I haven't room or time here for an argument about the respective merits of Christianity and Islam, though it would be interesting to have one.

But I finish with this point.

There is no doubt that the laws, institutions, customs, language, marital arrangements, relaxations, family structure, even the diet of this country are the result of centuries of Christianity.

If it became a Muslim country, all these things would change, some beyond recognition.

If we want that to happen, and deliberately choose it, then all well and good.
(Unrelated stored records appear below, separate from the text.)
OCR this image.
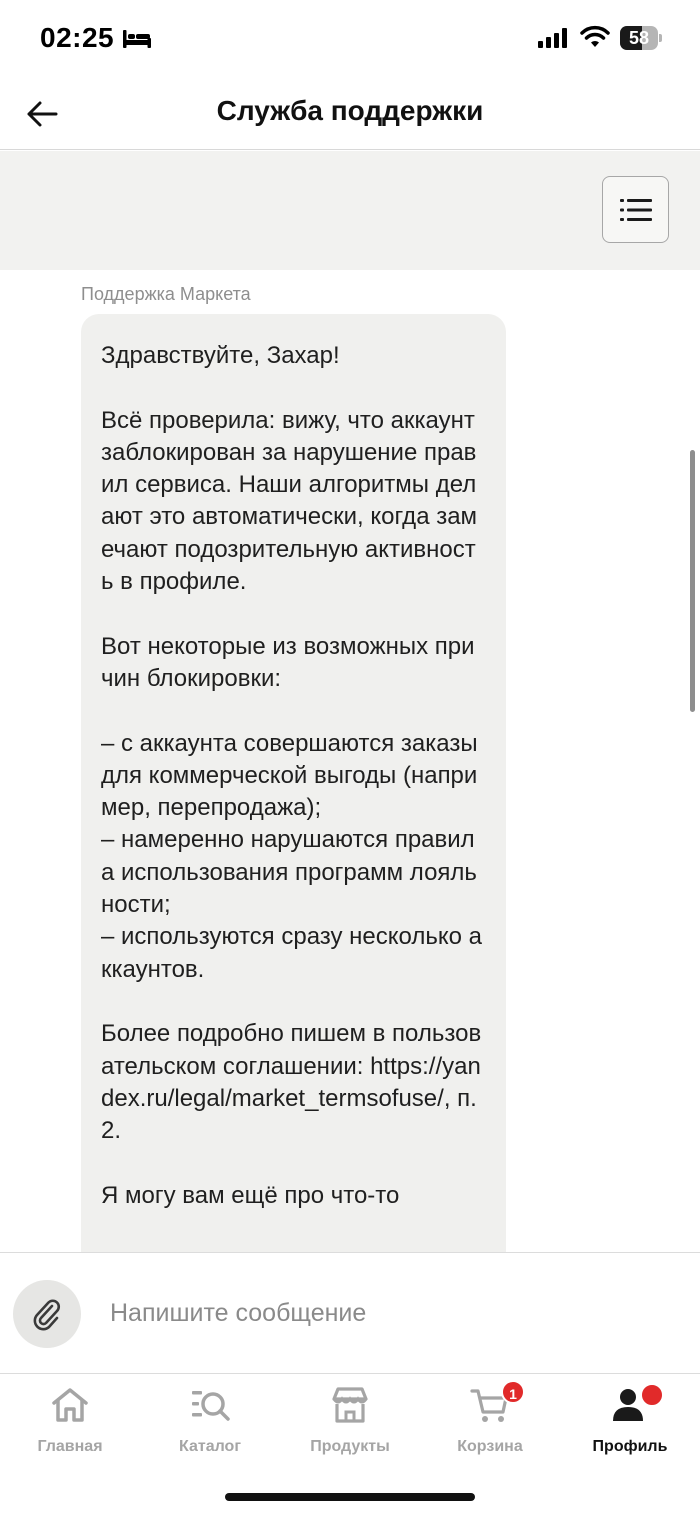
02:25	58
Служба поддержки
Поддержка Маркета
Здравствуйте, Захар!

Всё проверила: вижу, что аккаунт заблокирован за нарушение правил сервиса. Наши алгоритмы делают это автоматически, когда замечают подозрительную активность в профиле.

Вот некоторые из возможных причин блокировки:

– с аккаунта совершаются заказы для коммерческой выгоды (например, перепродажа);
– намеренно нарушаются правила использования программ лояльности;
– используются сразу несколько аккаунтов.

Более подробно пишем в пользовательском соглашении: https://yandex.ru/legal/market_termsofuse/, п. 2.

Я могу вам ещё про что-то
Напишите сообщение
Главная	Каталог	Продукты
1
Корзина	Профиль
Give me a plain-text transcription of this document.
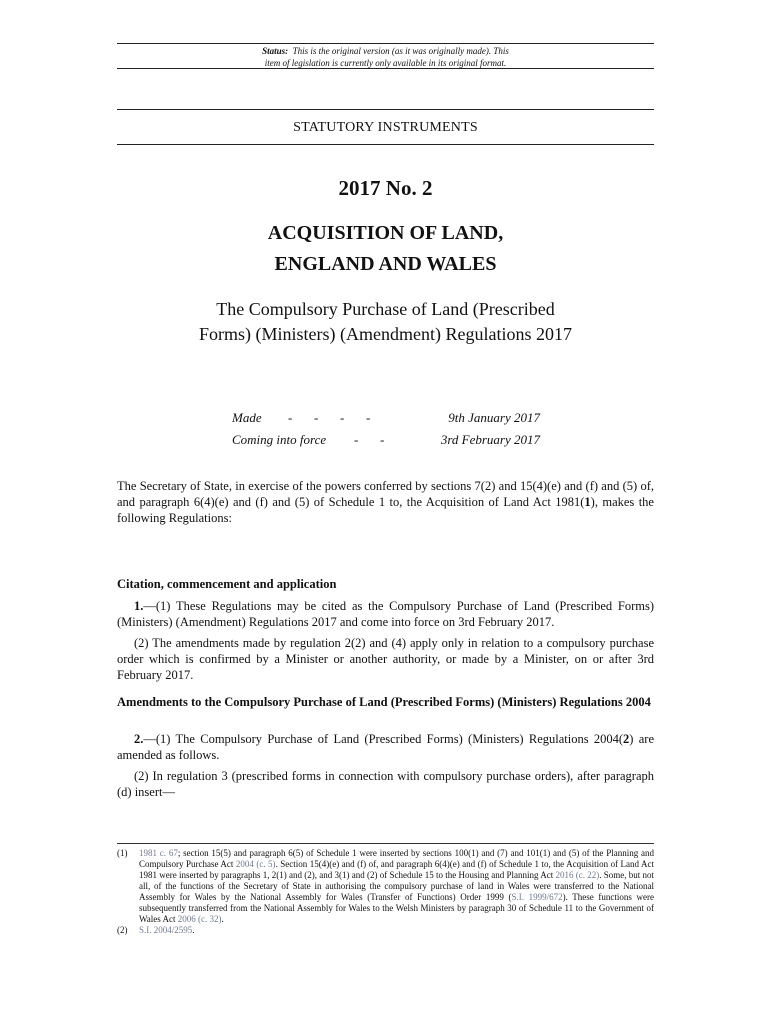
Status: This is the original version (as it was originally made). This
item of legislation is currently only available in its original format.
STATUTORY INSTRUMENTS
2017 No. 2
ACQUISITION OF LAND,
ENGLAND AND WALES
The Compulsory Purchase of Land (Prescribed
Forms) (Ministers) (Amendment) Regulations 2017
Made - - - -	9th January 2017
Coming into force - -	3rd February 2017

The Secretary of State, in exercise of the powers conferred by sections 7(2) and 15(4)(e) and (f) and (5) of, and paragraph 6(4)(e) and (f) and (5) of Schedule 1 to, the Acquisition of Land Act 1981(1), makes the following Regulations:

Citation, commencement and application

1.—(1) These Regulations may be cited as the Compulsory Purchase of Land (Prescribed Forms) (Ministers) (Amendment) Regulations 2017 and come into force on 3rd February 2017.

(2) The amendments made by regulation 2(2) and (4) apply only in relation to a compulsory purchase order which is confirmed by a Minister or another authority, or made by a Minister, on or after 3rd February 2017.

Amendments to the Compulsory Purchase of Land (Prescribed Forms) (Ministers) Regulations 2004

2.—(1) The Compulsory Purchase of Land (Prescribed Forms) (Ministers) Regulations 2004(2) are amended as follows.

(2) In regulation 3 (prescribed forms in connection with compulsory purchase orders), after paragraph (d) insert—

(1) 1981 c. 67; section 15(5) and paragraph 6(5) of Schedule 1 were inserted by sections 100(1) and (7) and 101(1) and (5) of the Planning and Compulsory Purchase Act 2004 (c. 5). Section 15(4)(e) and (f) of, and paragraph 6(4)(e) and (f) of Schedule 1 to, the Acquisition of Land Act 1981 were inserted by paragraphs 1, 2(1) and (2), and 3(1) and (2) of Schedule 15 to the Housing and Planning Act 2016 (c. 22). Some, but not all, of the functions of the Secretary of State in authorising the compulsory purchase of land in Wales were transferred to the National Assembly for Wales by the National Assembly for Wales (Transfer of Functions) Order 1999 (S.I. 1999/672). These functions were subsequently transferred from the National Assembly for Wales to the Welsh Ministers by paragraph 30 of Schedule 11 to the Government of Wales Act 2006 (c. 32).
(2) S.I. 2004/2595.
Islam, as I stated earlier, has many admirable characteristics and would surely be better than total Godlessness, but how foolish to let it happen by mistake, and then regret it when it was too late.
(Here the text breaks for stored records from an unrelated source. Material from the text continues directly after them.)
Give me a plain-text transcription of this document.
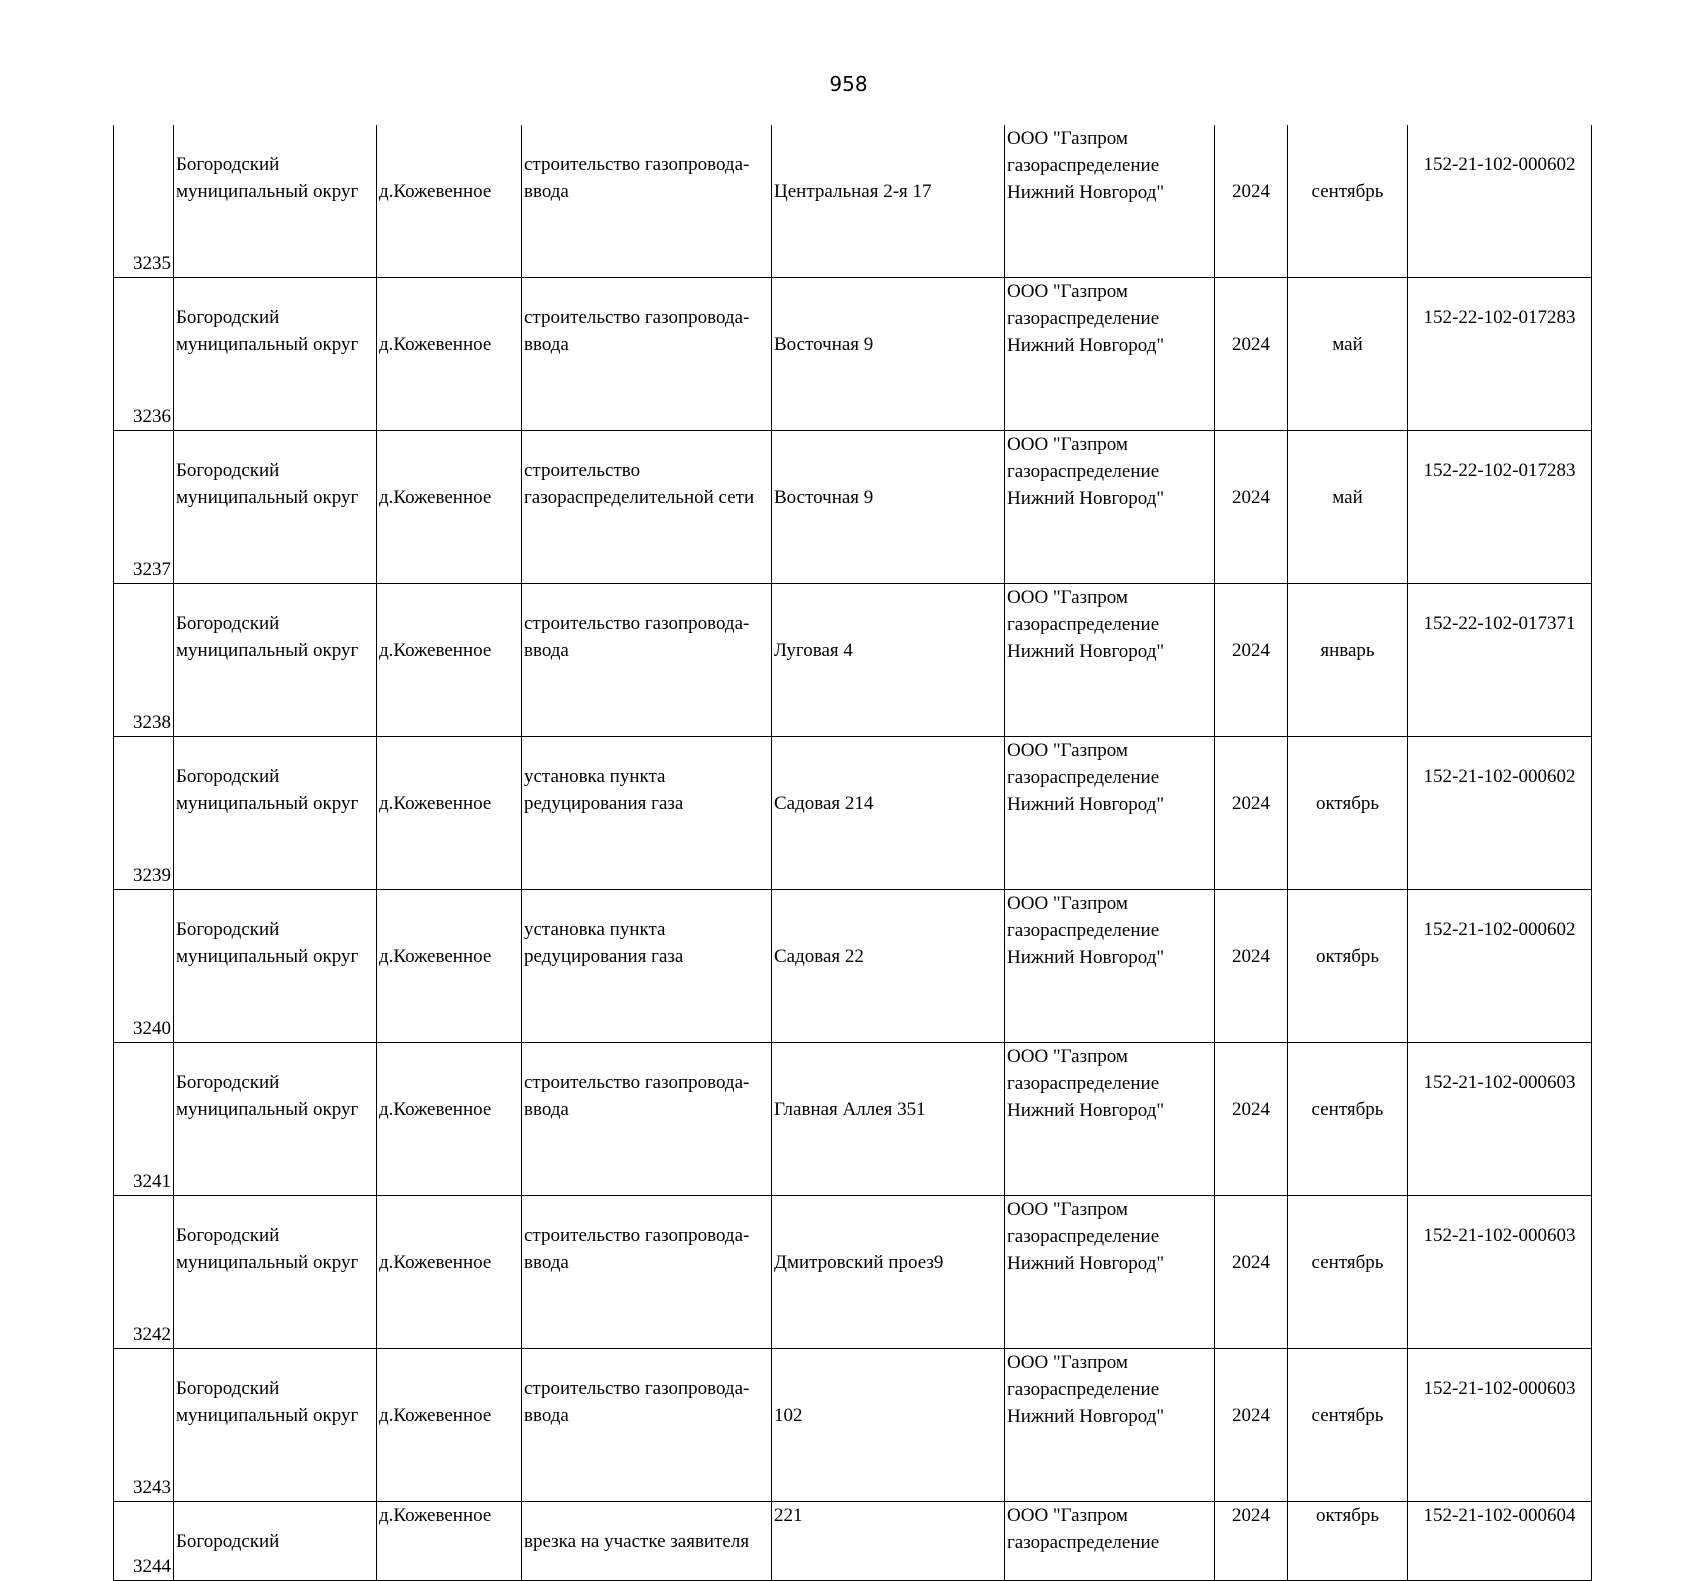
958
3235	Богородский
муниципальный округ	д.Кожевенное	строительство газопровода-
ввода	Центральная 2-я 17	ООО "Газпром
газораспределение
Нижний Новгород"	2024	сентябрь	152-21-102-000602
3236	Богородский
муниципальный округ	д.Кожевенное	строительство газопровода-
ввода	Восточная 9	ООО "Газпром
газораспределение
Нижний Новгород"	2024	май	152-22-102-017283
3237	Богородский
муниципальный округ	д.Кожевенное	строительство
газораспределительной сети	Восточная 9	ООО "Газпром
газораспределение
Нижний Новгород"	2024	май	152-22-102-017283
3238	Богородский
муниципальный округ	д.Кожевенное	строительство газопровода-
ввода	Луговая 4	ООО "Газпром
газораспределение
Нижний Новгород"	2024	январь	152-22-102-017371
3239	Богородский
муниципальный округ	д.Кожевенное	установка пункта
редуцирования газа	Садовая 214	ООО "Газпром
газораспределение
Нижний Новгород"	2024	октябрь	152-21-102-000602
3240	Богородский
муниципальный округ	д.Кожевенное	установка пункта
редуцирования газа	Садовая 22	ООО "Газпром
газораспределение
Нижний Новгород"	2024	октябрь	152-21-102-000602
3241	Богородский
муниципальный округ	д.Кожевенное	строительство газопровода-
ввода	Главная Аллея 351	ООО "Газпром
газораспределение
Нижний Новгород"	2024	сентябрь	152-21-102-000603
3242	Богородский
муниципальный округ	д.Кожевенное	строительство газопровода-
ввода	Дмитровский проез9	ООО "Газпром
газораспределение
Нижний Новгород"	2024	сентябрь	152-21-102-000603
3243	Богородский
муниципальный округ	д.Кожевенное	строительство газопровода-
ввода	102	ООО "Газпром
газораспределение
Нижний Новгород"	2024	сентябрь	152-21-102-000603
3244	Богородский	д.Кожевенное	врезка на участке заявителя	221	ООО "Газпром
газораспределение	2024	октябрь	152-21-102-000604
The militant 'war on terror' sorts who inveigh against Islam still seem to think that the Maxim gun, or the CIA, or MI5, or airstrikes on Afghanistan, or invasions of Iraq and Iran, will defeat this powerful ideology
(see this post - LT).

The anti-British left seem to think, by contrast, that Islam is a pet pussycat which they can toy with, set on their enemies for while, and lay aside.

Both are wrong.

If you prefer our sort of society to an Islamic one, then you have to recognise that the good things about our society come from Christianity - and the more we throw those good things aside and the more we dismantle Christianity in our state, our schools, our culture in general, the weaker our society will become and the more likely it will be to embrace Islam - which suffers from no doubts about its rightness and is not in the least bit afraid of Professor Dawkins.



I'd go a little further and posit that in the long term secular liberalism is incapable of standing up to Islamisation, simply because the levels of commitment are so much lower. As Dawkins and co prowl the pantomime stage, stalking the Christian enemy, we should all be shouting "behind you !".